Here’s a sampling of their wide-ranging efforts:
- Santa’s Lab: Employees and their families will join to make handmade gifts including blankets, wooden cars, stacking blocks, jewelry trees and bracelets for children in the Tennessee Valley.
- Hope Place: Employees will help put together care packages including blankets, stuffed animals and books, for children who come to Hope Place, an emergency shelter for victims of domestic abuse in Huntsville, Alabama.
- Care packages to Kuwait: Employees are gathering hand warmers, snacks and other items to send to a U.S. Army unit stationed at Camp Afifjan, Kuwait. Among the members of that troop: a Raytheon employee who is on leave this year to serve on active duty. He specifically asked his colleagues to send children’s books so he and his fellow soldiers can record themselves reading them, then send the DVD home to their children.
- Operation Warmheart: Employees will collect toys, clothes and gift certificates to donate to military families at Davis Monthan Air Force Base in Tucson, Arizona. In a separate but similar effort, employees in Tucson also gathered gift cards for homeless teens through the organization Youth on Their Own.
- Teddy Bear Drive: Employees donated teddy bears of all shapes and sizes at company sites in St. Petersburg, Florida and Largo, Florida. Several organizations including The Salvation Army, veterans’ hospitals and shelters for victims of domestic violence will distribute them to children.
Operation Santa Claus (OpSanta): Employees in El Paso, Texas, donated more than 400 toys, along with a $2,000 grant to buy children’s bicycles, to the Fort Bliss Operation Santa Claus program.

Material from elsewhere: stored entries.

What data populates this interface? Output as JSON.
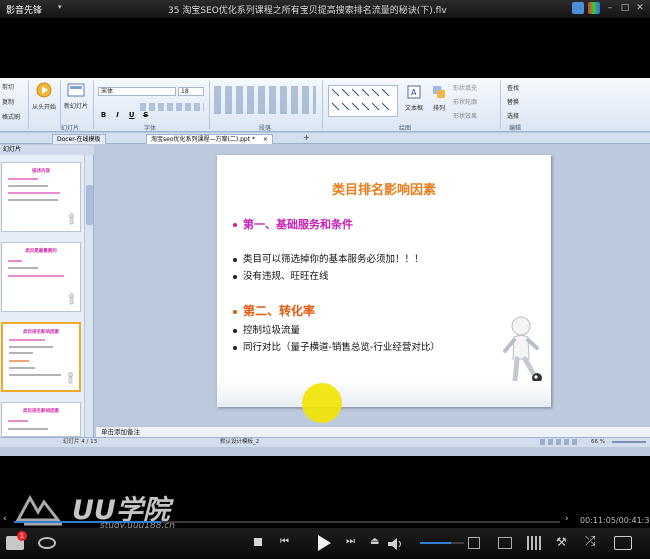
{
  "player": {
    "logo": "影音先锋",
    "file_title": "35 淘宝SEO优化系列课程之所有宝贝提高搜索排名流量的秘诀(下).flv",
    "watermark_brand": "UU学院",
    "watermark_url": "study.uuu188.cn",
    "time_display": "00:11:05/00:41:35",
    "progress": 0.27,
    "volume": 0.7,
    "badge_count": "1"
  },
  "ribbon": {
    "clipboard": {
      "cut": "剪切",
      "copy": "复制",
      "format": "格式刷"
    },
    "start_from": "从头开始",
    "new_slide": "新幻灯片",
    "font_name": "宋体",
    "font_size": "18",
    "format_buttons": [
      "B",
      "I",
      "U",
      "S"
    ],
    "group_slides": "幻灯片",
    "group_font": "字体",
    "group_para": "段落",
    "group_draw": "绘图",
    "group_edit": "编辑",
    "textbox": "文本框",
    "arrange": "排列",
    "shape_fill": "形状填充",
    "shape_outline": "形状轮廓",
    "shape_effect": "形状效果",
    "find": "查找",
    "replace": "替换",
    "select": "选择"
  },
  "tabs": [
    {
      "label": "Docer-在线模板",
      "active": false
    },
    {
      "label": "淘宝seo优化系列课程—方案(二).ppt *",
      "active": true
    }
  ],
  "panel": {
    "header": "幻灯片",
    "thumbs": [
      {
        "title": "描述内容"
      },
      {
        "title": "类目是最重要的"
      },
      {
        "title": "类目排名影响因素"
      },
      {
        "title": "类目排名影响因素"
      }
    ]
  },
  "slide": {
    "title": "类目排名影响因素",
    "section1": "第一、基础服务和条件",
    "bullets1": [
      "类目可以筛选掉你的基本服务必须加！！！",
      "没有违规、旺旺在线"
    ],
    "section2": "第二、转化率",
    "bullets2": [
      "控制垃圾流量",
      "同行对比（量子横道-销售总览-行业经营对比）"
    ]
  },
  "notes": "单击添加备注",
  "status": {
    "slide_info": "幻灯片 4 / 13",
    "theme": "默认设计模板_2",
    "zoom": "66 %"
  },
  "colors": {
    "section_magenta": "#c521b6",
    "section_orange": "#e35a0e",
    "title_orange": "#ea7c1c",
    "ribbon_bg": "#dbe6f4",
    "highlight": "#f2e400"
  }
}
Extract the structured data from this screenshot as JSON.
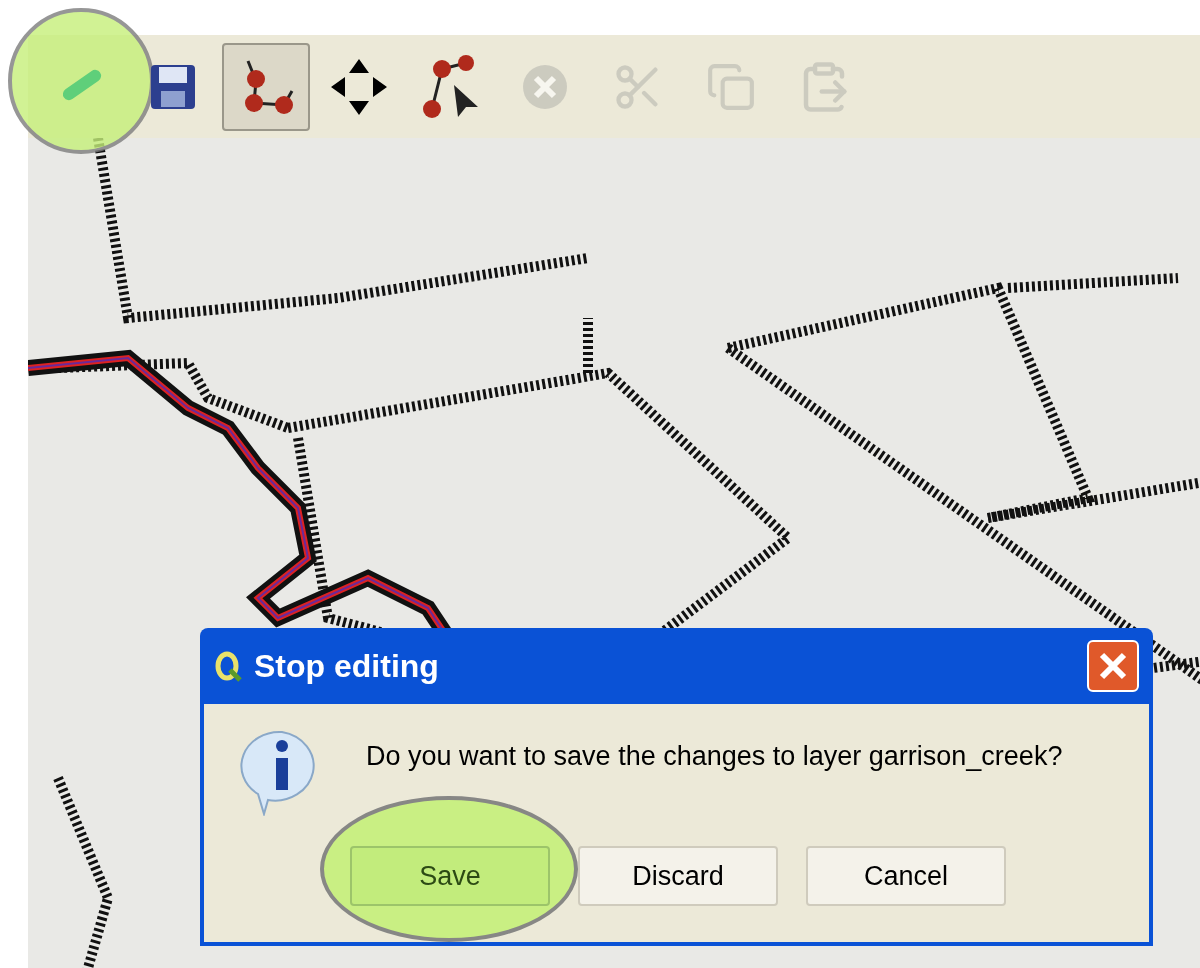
{
  "toolbar": {
    "tools": [
      {
        "kind": "pencil",
        "selected": false,
        "disabled": false,
        "highlighted": true
      },
      {
        "kind": "save",
        "selected": false,
        "disabled": false,
        "highlighted": false
      },
      {
        "kind": "node",
        "selected": true,
        "disabled": false,
        "highlighted": false
      },
      {
        "kind": "move",
        "selected": false,
        "disabled": false,
        "highlighted": false
      },
      {
        "kind": "node-select",
        "selected": false,
        "disabled": false,
        "highlighted": false
      },
      {
        "kind": "delete",
        "selected": false,
        "disabled": true,
        "highlighted": false
      },
      {
        "kind": "cut",
        "selected": false,
        "disabled": true,
        "highlighted": false
      },
      {
        "kind": "copy",
        "selected": false,
        "disabled": true,
        "highlighted": false
      },
      {
        "kind": "paste",
        "selected": false,
        "disabled": true,
        "highlighted": false
      }
    ]
  },
  "dialog": {
    "title": "Stop editing",
    "message": "Do you want to save the changes to layer garrison_creek?",
    "buttons": [
      {
        "label": "Save",
        "highlighted": true
      },
      {
        "label": "Discard",
        "highlighted": false
      },
      {
        "label": "Cancel",
        "highlighted": false
      }
    ]
  }
}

The drive benefits about 2,000 military families below the rank of specialist, as well as about 800 families through the Boys & Girls Clubs of America.
- Casa de los Ninos: Employees will gather school supplies for children at Casa de los Niños, a non-profit that cares for abused and neglected children in Tucson, Arizona.
- Coat and blanket drives: Employees in Louisville, Kentucky led a coat drive to benefit the homeless and military veterans. In a similar effort, employees in Largo, Florida and St. Petersburg, Florida, will deliver blankets to Pinellas Hope, a temporary emergency shelter.
- Wreaths Across America: Employees in Orlando, Florida will hop on motorcycles and escort a convoy of wreaths to the Florida National Cemetery in Bushnell, Florida. Volunteers place the wreaths on veterans’ graves.
- Operation Homefront Giving Quilt: Employees will donate gift cards from gas stations, popular retailers and restaurants and place them in special “Giving Quilts” at Raytheon offices around the country. The organization Operation Homefront will distribute the cards to military families. Last year’s drive raised more than $7,000.
- Angel Trees: Employees in Aurora, Colorado and Dulles, Virginia will provide presents through The Salvation Army’s Angel Tree program. Contributors pick ornaments from the tree, each bearing the first name of a child and a description of an item that child has requested.
Many of this year’s activities were coordinated by employee groups such as the Raytheon Women’s Network and RAYVETS. Others, such as the care packages to Kuwait, came up more spontaneously – and they reflect employees’ willingness to help wherever needed.
"The support and enthusiasm we got, especially from leadership and our peers, was outstanding,” said Tom Lydon, who initiated the idea. “It wasn't a question of should, it's a question of how.”